2016 Maine Democratic presidential caucuses
| Candidate | Bernie Sanders | Hillary Clinton |
| Home state | Vermont | New York |
| Delegate count | 16 | 9 |
| Popular vote | 2,226 | 1,231 |
| Percentage | 64.17% | 35.49% |
- County results Bernie Sanders

= 2016 Maine Democratic presidential caucuses =

The 2016 Maine Democratic presidential caucuses took place on March 6 in the U.S. state of Maine as one of the Democratic Party's primaries ahead of the 2016 presidential election.

While on the same day, the Democratic Party didn't hold any other primary, the Republican Party held its Puerto Rico primary the same day.

==Opinion polling==

| Poll source | Date | 1st | 2nd | Other |
|---|---|---|---|---|
| Caucus results | March 6, 2016 | Bernie Sanders 64.3 | Hillary Clinton 35.5% | Other 0.2% |
| Critical Insights Margin of error: 4% Sample size: 600 | September 24–30, 2015 | Bernie Sanders 28% | Hillary Clinton 27% | Other/DK/NR 45% |

==Results==

Maine Democratic caucuses, March 6, 2016
| Candidate | State convention delegates |  | Estimated delegates |  |  |
| Count | Percentage | Pledged | Unpledged | Total |
| Bernie Sanders | 2,226 | 64.17% | 17 | 1 | 18 |
| Hillary Clinton | 1,231 | 35.49% | 8 | 4 | 12 |
| Uncommitted | 12 | 0.35% | 0 | 0 | 0 |
| Total | 3,469 | 100% | 25 | 5 | 30 |
Source:

==Analysis==
Bernie Sanders scored a large two-to-one victory in Maine, thanks to support in a caucus contest (which favored Sanders) and one that had previously voted for Barack Obama over Hillary Clinton in the 2008 Maine Democratic presidential caucuses.
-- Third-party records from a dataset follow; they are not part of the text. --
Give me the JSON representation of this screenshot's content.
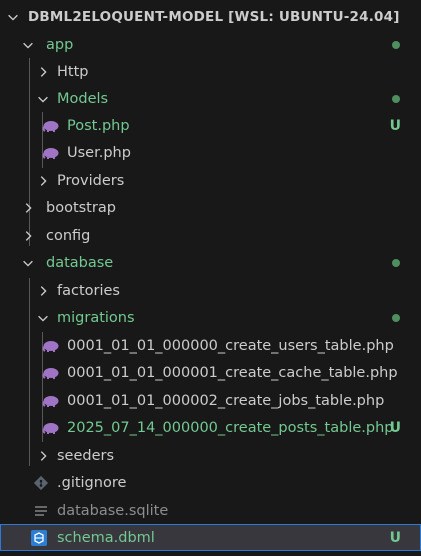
{
  "explorer": {
    "root_label": "DBML2ELOQUENT-MODEL [WSL: UBUNTU-24.04]"
  },
  "tree": {
    "app": "app",
    "http": "Http",
    "models": "Models",
    "post_php": "Post.php",
    "user_php": "User.php",
    "providers": "Providers",
    "bootstrap": "bootstrap",
    "config": "config",
    "database": "database",
    "factories": "factories",
    "migrations": "migrations",
    "mig_users": "0001_01_01_000000_create_users_table.php",
    "mig_cache": "0001_01_01_000001_create_cache_table.php",
    "mig_jobs": "0001_01_01_000002_create_jobs_table.php",
    "mig_posts": "2025_07_14_000000_create_posts_table.php",
    "seeders": "seeders",
    "gitignore": ".gitignore",
    "database_sqlite": "database.sqlite",
    "schema_dbml": "schema.dbml"
  },
  "badges": {
    "untracked": "U"
  },
  "colors": {
    "background": "#181818",
    "modified_green": "#73c991",
    "ignored_gray": "#8c8c8c",
    "php_icon": "#a074c4",
    "dbml_icon": "#2a7fd4",
    "selection": "#37373d"
  },
  "icons": {
    "php": "elephant-php-icon",
    "git": "git-diamond-icon",
    "text": "lines-file-icon",
    "dbml": "dbml-file-icon",
    "expanded": "chevron-down-icon",
    "collapsed": "chevron-right-icon"
  }
}
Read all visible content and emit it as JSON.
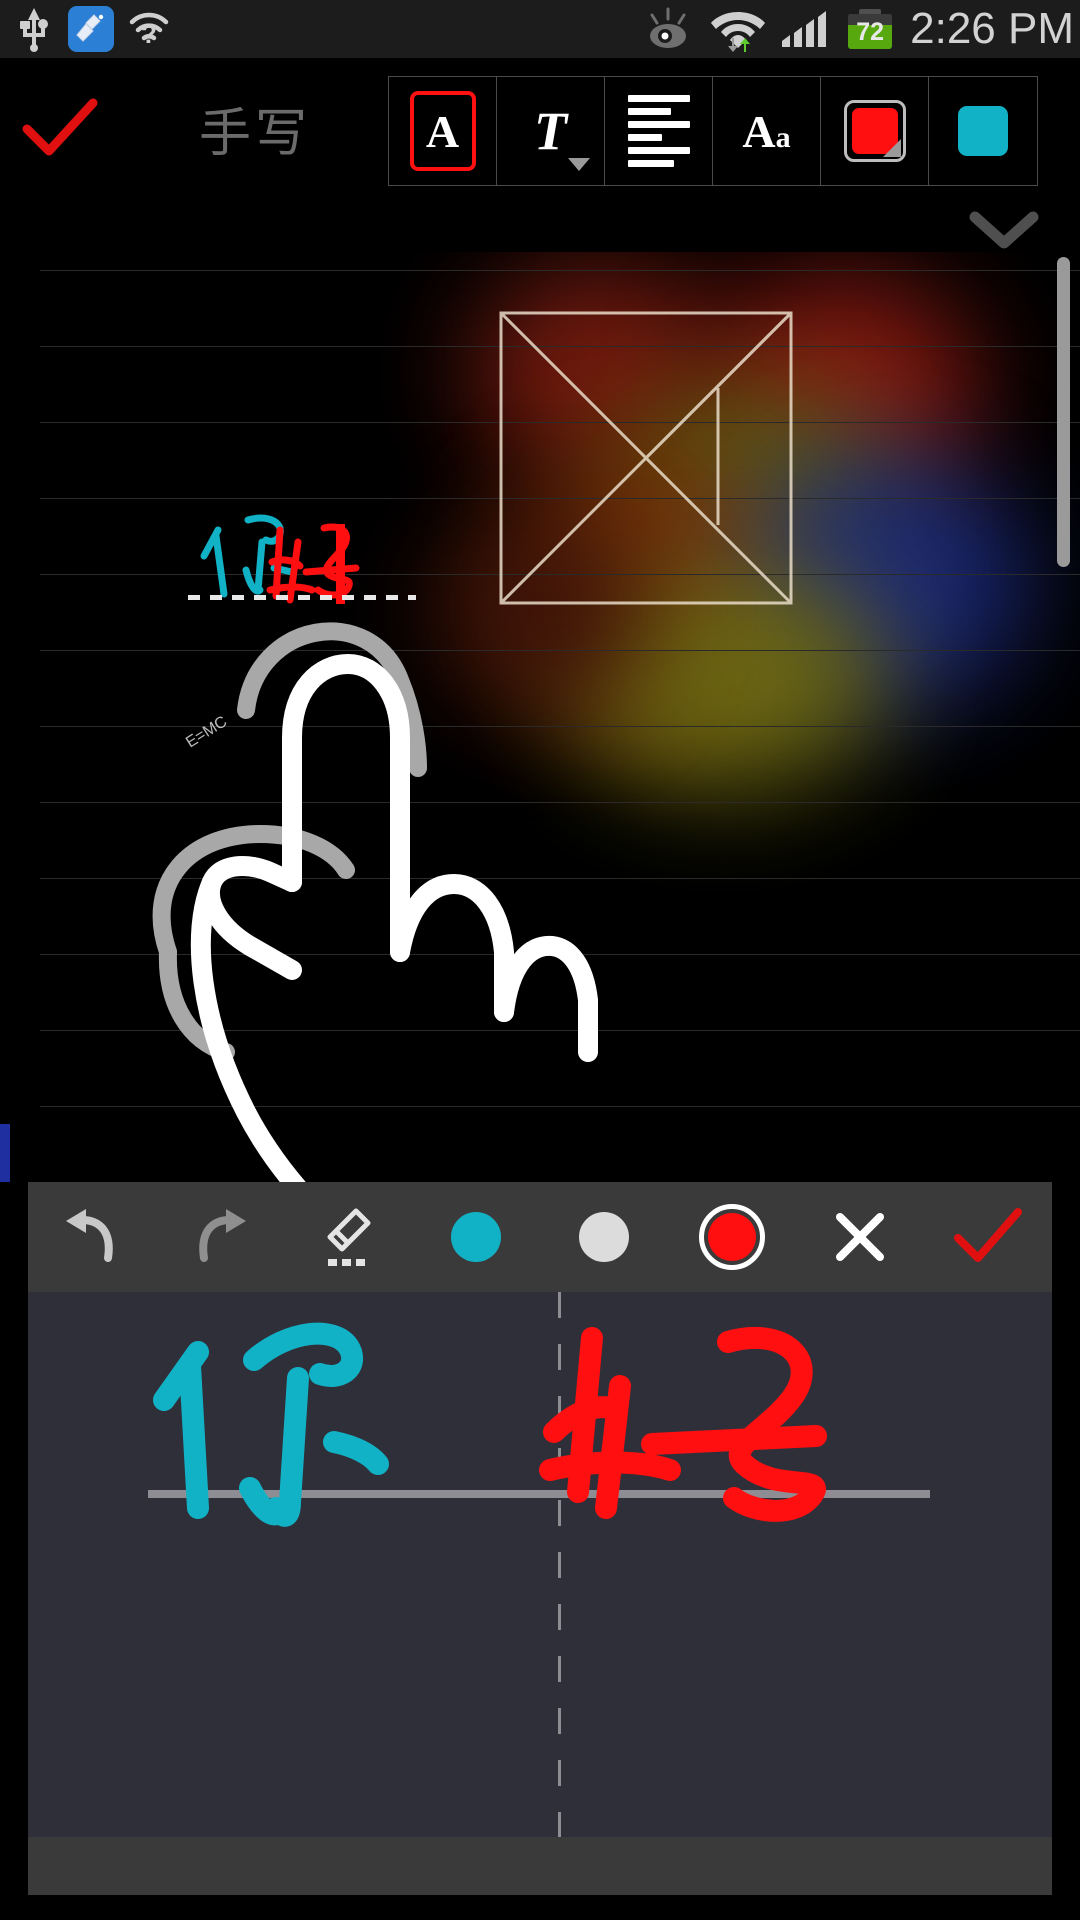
{
  "statusbar": {
    "icons": [
      "usb-icon",
      "cleaner-app-icon",
      "wifi-question-icon",
      "smart-stay-eye-icon",
      "wifi-signal-icon",
      "cellular-signal-icon"
    ],
    "battery_level": "72",
    "time": "2:26 PM"
  },
  "topbar": {
    "confirm_label": "✓",
    "title": "手写",
    "tools": [
      {
        "name": "text-style-button",
        "label": "A",
        "selected": true
      },
      {
        "name": "text-format-button",
        "label": "T",
        "selected": false
      },
      {
        "name": "text-align-button",
        "label": "",
        "selected": false
      },
      {
        "name": "font-size-button",
        "label": "Aa",
        "selected": false
      },
      {
        "name": "text-color-button",
        "label": "",
        "color": "#ff0f0f",
        "selected": true
      },
      {
        "name": "highlight-color-button",
        "label": "",
        "color": "#12b2c6",
        "selected": false
      }
    ],
    "collapse_icon": "chevron-down-icon"
  },
  "canvas": {
    "inserted_text": "你好",
    "inserted_text_colors": [
      "#12b2c6",
      "#ff0f0f"
    ],
    "tiny_annotation": "E=MC",
    "shape_name": "tangram-square-sketch",
    "drawing_name": "hand-pointing-sketch",
    "scrollbar_name": "vertical-scrollbar",
    "bookmark_name": "page-marker"
  },
  "toolbar": {
    "items": [
      {
        "name": "undo-button",
        "icon": "undo-icon",
        "label": ""
      },
      {
        "name": "redo-button",
        "icon": "redo-icon",
        "label": ""
      },
      {
        "name": "eraser-button",
        "icon": "eraser-icon",
        "label": ""
      },
      {
        "name": "pen-color-cyan",
        "icon": "color-dot-icon",
        "color": "#12b2c6",
        "selected": false
      },
      {
        "name": "pen-color-white",
        "icon": "color-dot-icon",
        "color": "#dcdcdc",
        "selected": false
      },
      {
        "name": "pen-color-red",
        "icon": "color-dot-icon",
        "color": "#ff0f0f",
        "selected": true
      },
      {
        "name": "cancel-button",
        "icon": "close-icon",
        "label": "✕"
      },
      {
        "name": "done-button",
        "icon": "check-icon",
        "label": "✓"
      }
    ]
  },
  "handwriting_pad": {
    "character_left": "你",
    "character_left_color": "#12b2c6",
    "character_right": "好",
    "character_right_color": "#ff0f0f",
    "background": "#2f2f3a"
  }
}
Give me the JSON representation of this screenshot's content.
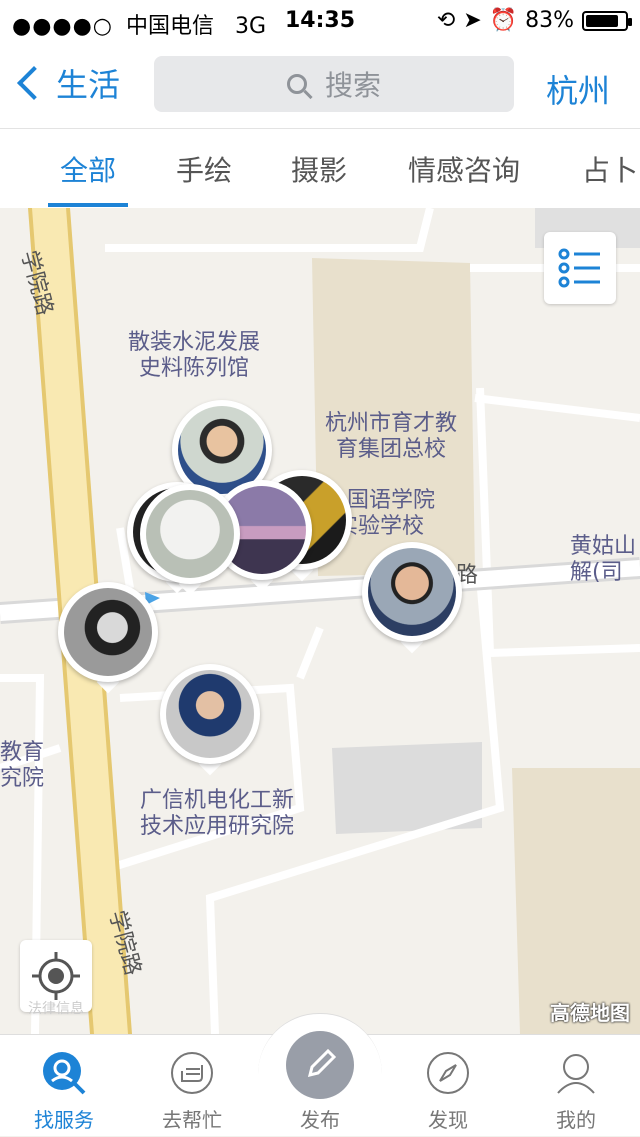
{
  "status_bar": {
    "carrier": "中国电信",
    "signal_dots": "●●●●○",
    "network": "3G",
    "time": "14:35",
    "battery": "83%",
    "battery_level": 0.83
  },
  "navbar": {
    "back_label": "生活",
    "search_placeholder": "搜索",
    "city": "杭州"
  },
  "tabs": [
    {
      "label": "全部",
      "active": true
    },
    {
      "label": "手绘",
      "active": false
    },
    {
      "label": "摄影",
      "active": false
    },
    {
      "label": "情感咨询",
      "active": false
    },
    {
      "label": "占卜",
      "active": false
    }
  ],
  "map": {
    "labels": {
      "road_west_top": "学院路",
      "road_west_bottom": "学院路",
      "museum": "散装水泥发展\n史料陈列馆",
      "school_group": "杭州市育才教\n育集团总校",
      "foreign_school": "外国语学院\n实验学校",
      "road_mid": "路",
      "huanggushan": "黄姑山\n解(司",
      "guangxin": "广信机电化工新\n技术应用研究院",
      "edu_left": "教育\n究院",
      "locate_caption": "法律信息"
    },
    "attribution": "高德地图",
    "colors": {
      "background": "#f3f1ec",
      "road_main": "#f9e9b2",
      "road_main_border": "#e5c870",
      "block": "#e8e0cc",
      "gray_block": "#dcdcdc"
    }
  },
  "tab_bar": {
    "items": [
      {
        "label": "找服务",
        "icon": "find-service-icon",
        "active": true
      },
      {
        "label": "去帮忙",
        "icon": "help-hand-icon",
        "active": false
      },
      {
        "label": "发布",
        "icon": "pencil-icon",
        "active": false
      },
      {
        "label": "发现",
        "icon": "compass-icon",
        "active": false
      },
      {
        "label": "我的",
        "icon": "user-icon",
        "active": false
      }
    ],
    "accent": "#1d83d6"
  }
}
Sanders won in the cities of Portland and Bangor quite comfortably, but his particular strength was in rural areas outside of the cities where he ran up big margins.

Sanders's landslide Maine victory limited Clinton's success in New England to a slim victory in Massachusetts and a more comfortable win in Connecticut on April 26.